Doch genau dieser ebenso umstrittene wie schwammige Entschluss, russische Athleten an den Winterspielen teilnehmen zu lassen, ihnen aber Hymne und Fahne zu verweigern, könnte die Spiele in eine ganz neue Richtung lenken. Der IOC-Chef hat damit, ohne es zu wollen, der Olympischen Idee eine Zukunft gegeben. Man muss sie nur größer denken.
Die Fahne im Wind
Athleten nicht als Deutsche, nicht als Russen, nicht als US-Amerikaner oder Chinesen, sondern als Sportler auftreten zu lassen, würde den Charakter der Spiele grundlegend verändern. Bisher ist Olympia ein Wettbewerb der Nationen, eine Veranstaltung, die nationale Bedürfnisse befriedigt. Nichts anderes tut der Medaillenspiegel. Nichts anderes wird mit den Emotionen beabsichtigt, die mit dem Abspielen der Hymne verbunden sind. Dazu weht die Fahne im Wind.

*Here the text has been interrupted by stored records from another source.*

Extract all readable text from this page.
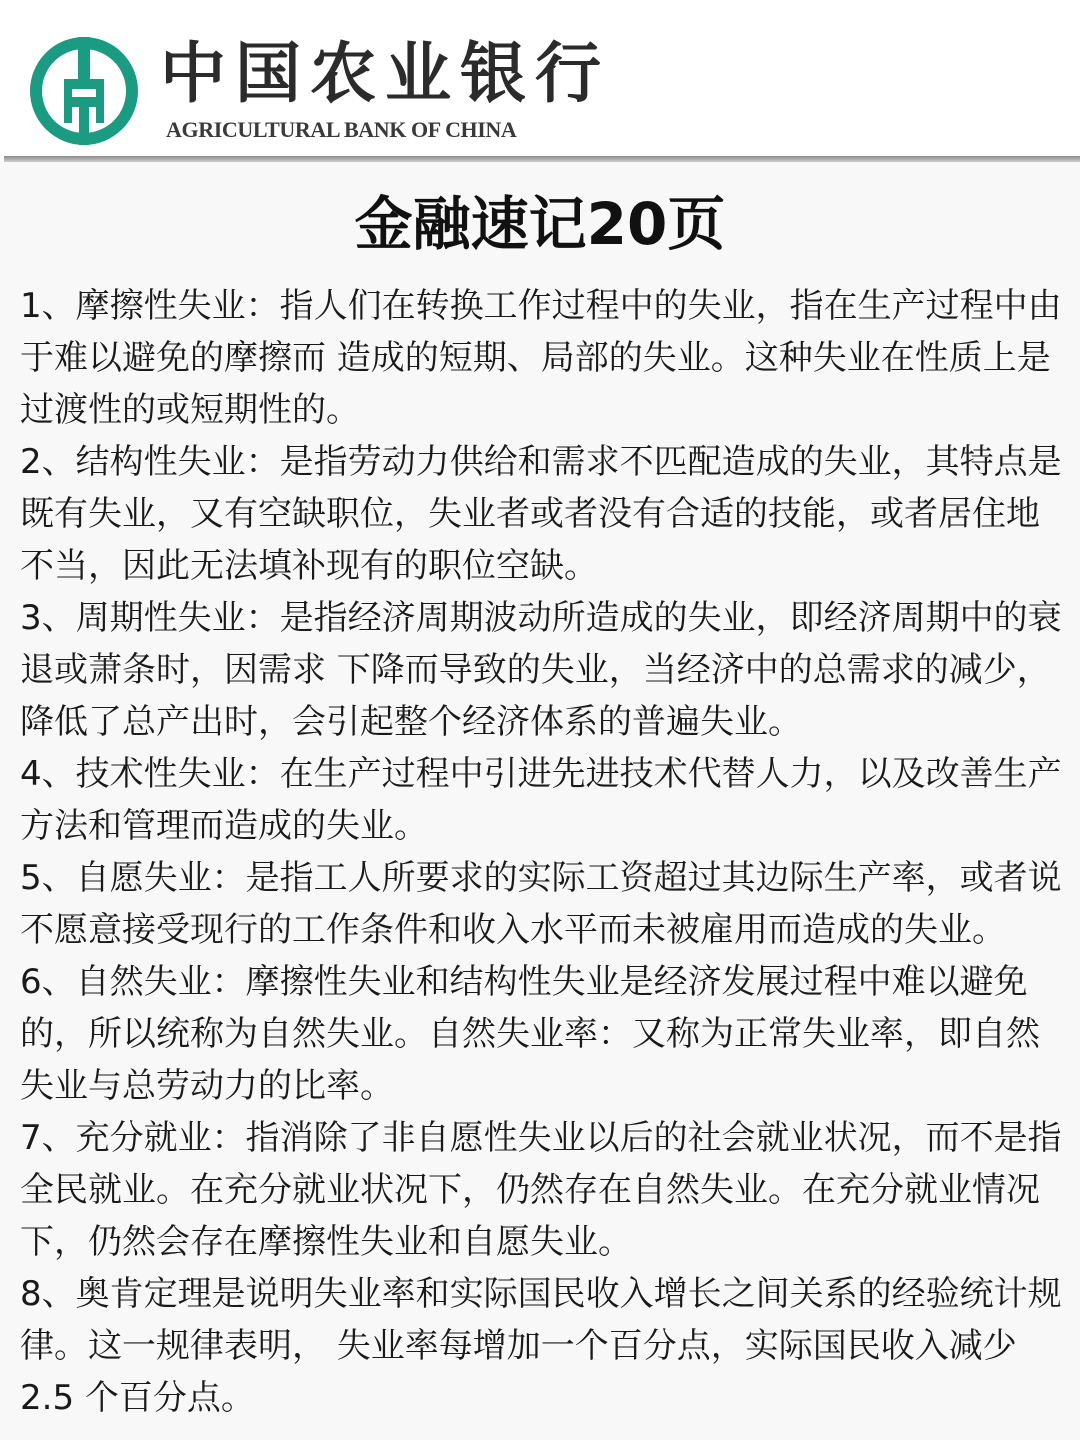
中国农业银行
AGRICULTURAL BANK OF CHINA
金融速记20页

1、摩擦性失业：指人们在转换工作过程中的失业，指在生产过程中由于难以避免的摩擦而 造成的短期、局部的失业。这种失业在性质上是过渡性的或短期性的。

2、结构性失业：是指劳动力供给和需求不匹配造成的失业，其特点是既有失业，又有空缺职位，失业者或者没有合适的技能，或者居住地不当，因此无法填补现有的职位空缺。

3、周期性失业：是指经济周期波动所造成的失业，即经济周期中的衰退或萧条时，因需求 下降而导致的失业，当经济中的总需求的减少，降低了总产出时，会引起整个经济体系的普遍失业。

4、技术性失业：在生产过程中引进先进技术代替人力，以及改善生产方法和管理而造成的失业。

5、自愿失业：是指工人所要求的实际工资超过其边际生产率，或者说不愿意接受现行的工作条件和收入水平而未被雇用而造成的失业。

6、自然失业：摩擦性失业和结构性失业是经济发展过程中难以避免的，所以统称为自然失业。自然失业率：又称为正常失业率，即自然失业与总劳动力的比率。

7、充分就业：指消除了非自愿性失业以后的社会就业状况，而不是指全民就业。在充分就业状况下，仍然存在自然失业。在充分就业情况下，仍然会存在摩擦性失业和自愿失业。

8、奥肯定理是说明失业率和实际国民收入增长之间关系的经验统计规律。这一规律表明， 失业率每增加一个百分点，实际国民收入减少 2.5 个百分点。
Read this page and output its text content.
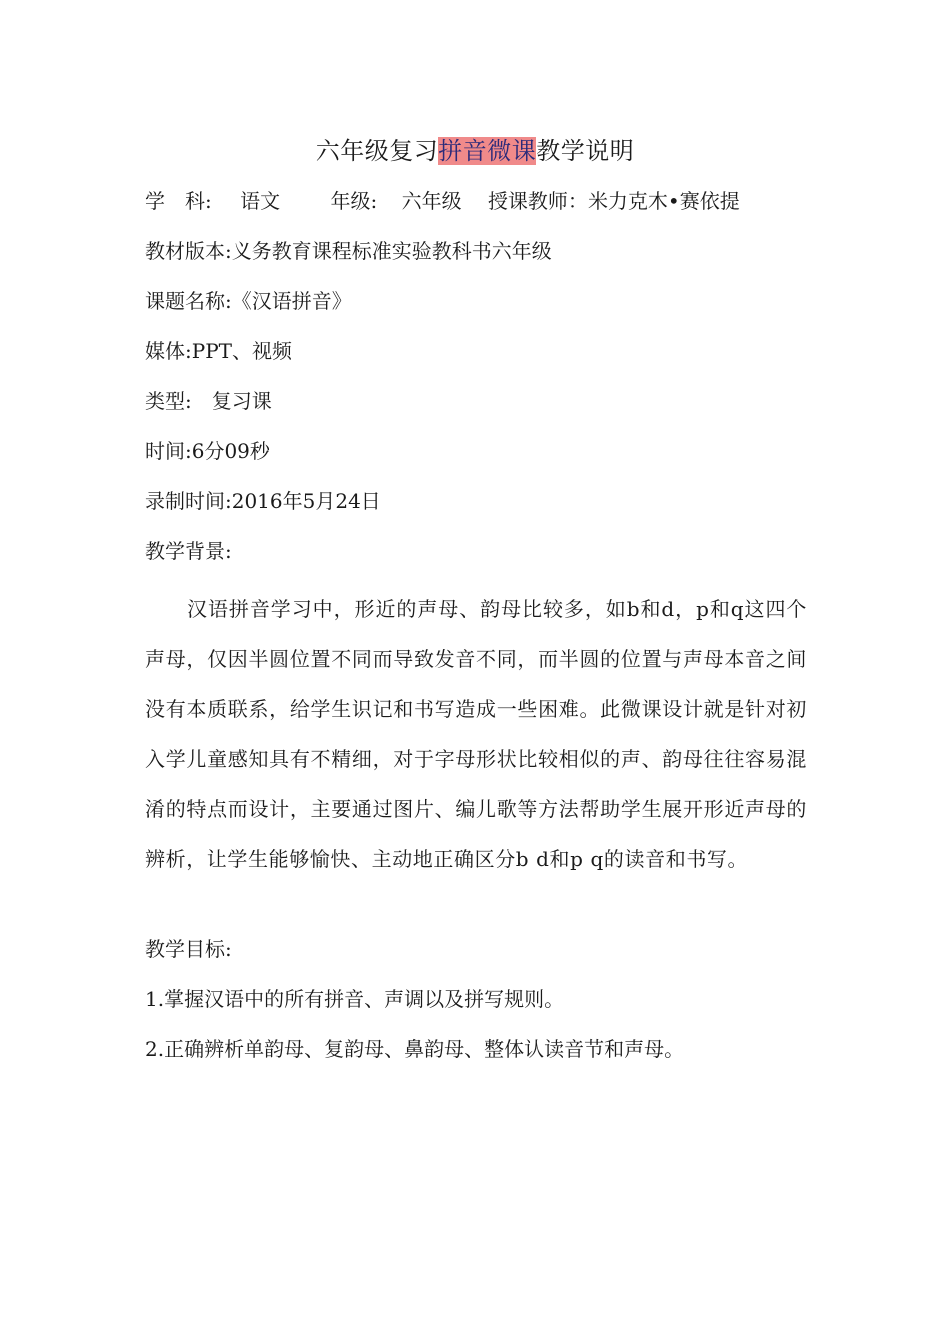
六年级复习拼音微课教学说明
学　科: 语文	年级: 六年级 授课教师：米力克木•赛依提
教材版本:义务教育课程标准实验教科书六年级
课题名称:《汉语拼音》
媒体:PPT、视频
类型:　复习课
时间:6分09秒
录制时间:2016年5月24日
教学背景:
汉语拼音学习中，形近的声母、韵母比较多，如b和d，p和q这四个声母，仅因半圆位置不同而导致发音不同，而半圆的位置与声母本音之间没有本质联系，给学生识记和书写造成一些困难。此微课设计就是针对初入学儿童感知具有不精细，对于字母形状比较相似的声、韵母往往容易混淆的特点而设计，主要通过图片、编儿歌等方法帮助学生展开形近声母的辨析，让学生能够愉快、主动地正确区分b d和p q的读音和书写。
教学目标:
1.掌握汉语中的所有拼音、声调以及拼写规则。
2.正确辨析单韵母、复韵母、鼻韵母、整体认读音节和声母。
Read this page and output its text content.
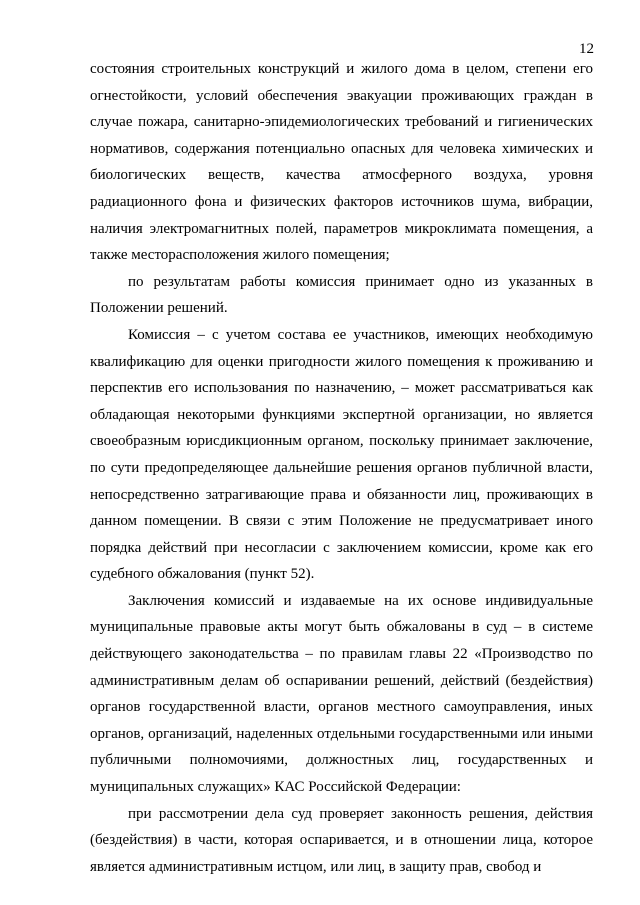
12

состояния строительных конструкций и жилого дома в целом, степени его огнестойкости, условий обеспечения эвакуации проживающих граждан в случае пожара, санитарно-эпидемиологических требований и гигиенических нормативов, содержания потенциально опасных для человека химических и биологических веществ, качества атмосферного воздуха, уровня радиационного фона и физических факторов источников шума, вибрации, наличия электромагнитных полей, параметров микроклимата помещения, а также месторасположения жилого помещения;

по результатам работы комиссия принимает одно из указанных в Положении решений.

Комиссия – с учетом состава ее участников, имеющих необходимую квалификацию для оценки пригодности жилого помещения к проживанию и перспектив его использования по назначению, – может рассматриваться как обладающая некоторыми функциями экспертной организации, но является своеобразным юрисдикционным органом, поскольку принимает заключение, по сути предопределяющее дальнейшие решения органов публичной власти, непосредственно затрагивающие права и обязанности лиц, проживающих в данном помещении. В связи с этим Положение не предусматривает иного порядка действий при несогласии с заключением комиссии, кроме как его судебного обжалования (пункт 52).

Заключения комиссий и издаваемые на их основе индивидуальные муниципальные правовые акты могут быть обжалованы в суд – в системе действующего законодательства – по правилам главы 22 «Производство по административным делам об оспаривании решений, действий (бездействия) органов государственной власти, органов местного самоуправления, иных органов, организаций, наделенных отдельными государственными или иными публичными полномочиями, должностных лиц, государственных и муниципальных служащих» КАС Российской Федерации:

при рассмотрении дела суд проверяет законность решения, действия (бездействия) в части, которая оспаривается, и в отношении лица, которое является административным истцом, или лиц, в защиту прав, свобод и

Aber ist das wirklich ein modernes Abbild des Sports? Tritt eine Lindsey Vonn wirklich an, um ihr Land zu vertreten? Oder nicht vielmehr aus dem nachvollziehbaren Impuls, Ruhm, Geld und Sponsoren für sich zu mehren? Kämpft Claudia Pechstein auf dem Eisoval wirklich für Deutschland? Oder ist es nicht vielmehr ihr persönlicher Kampf gegen Weltverband und Kritiker?
Olympische Spiele sind Hochfeste des nationalen Pathos. Das wird auch in Südorea so sein, wo sie ihre Shorttrack-Stars bejubeln und keine große Lust haben, sich Biathlon oder Langlauf anzuschauen, weil die eigenen Athleten dort keine Chance haben. Olympische Spiele mögen mittlerweile global sein - die Geldströme, die damit verbunden sind, sind es in jedem Fall - aber wirklich international sind die Spiele nie gewesen.
Ein Gedankenspiel
Die Sächsin Aileen Frisch tritt bei den Winterspielen für Südkorea an, der Sachse Michael Rösch für Belgien. Beide haben mit diesen Ländern nichts am Hut, sie haben keine koreanischen oder belgischen Wurzeln, sie tun dies nur, weil sie sich in Deutschland nicht gegen die Besten durchsetzen konnten und weil die entsprechenden Länder hoffen, mit ihnen besser abzuschneiden. Deutlicher kann man den ganzen Irrwitz des nationalen Wettkampfes nicht beschreiben.
Weg mit der Fahnenschwingerei, mit der Hymne, so wunderschön manche auch klingen, mit der Medaillenzählerei - das wäre eine radikale Maßnahme. Und Regierungen aller Länder hätten kein Interesse mehr, zum Ruhme der Nation staatliche Dopingnetzwerke aufzuziehen. Plötzlich wäre der Spitzensport keine nationale Angelegenheit mehr, Bundesinnenminister müssten sich nicht mehr auf die Siegerfotos drängeln und den Daumen auf der Sportförderung halten. Plötzlich ginge es nur noch um die Sportler.
Natürlich ist das alles Illusion, ein Gedankenspiel. Natürlich werden alle in Deutschland in den kommenden zwei Wochen von Pyeongchang vor allem über Erfolge und Pleiten deutscher Athleten berichten, auch SPIEGEL ONLINE wird da keine Ausnahme machen. Und zur Schlussfeier weht dann auch wieder die russische Fahne. Das hat Thomas Bach bereits versprochen.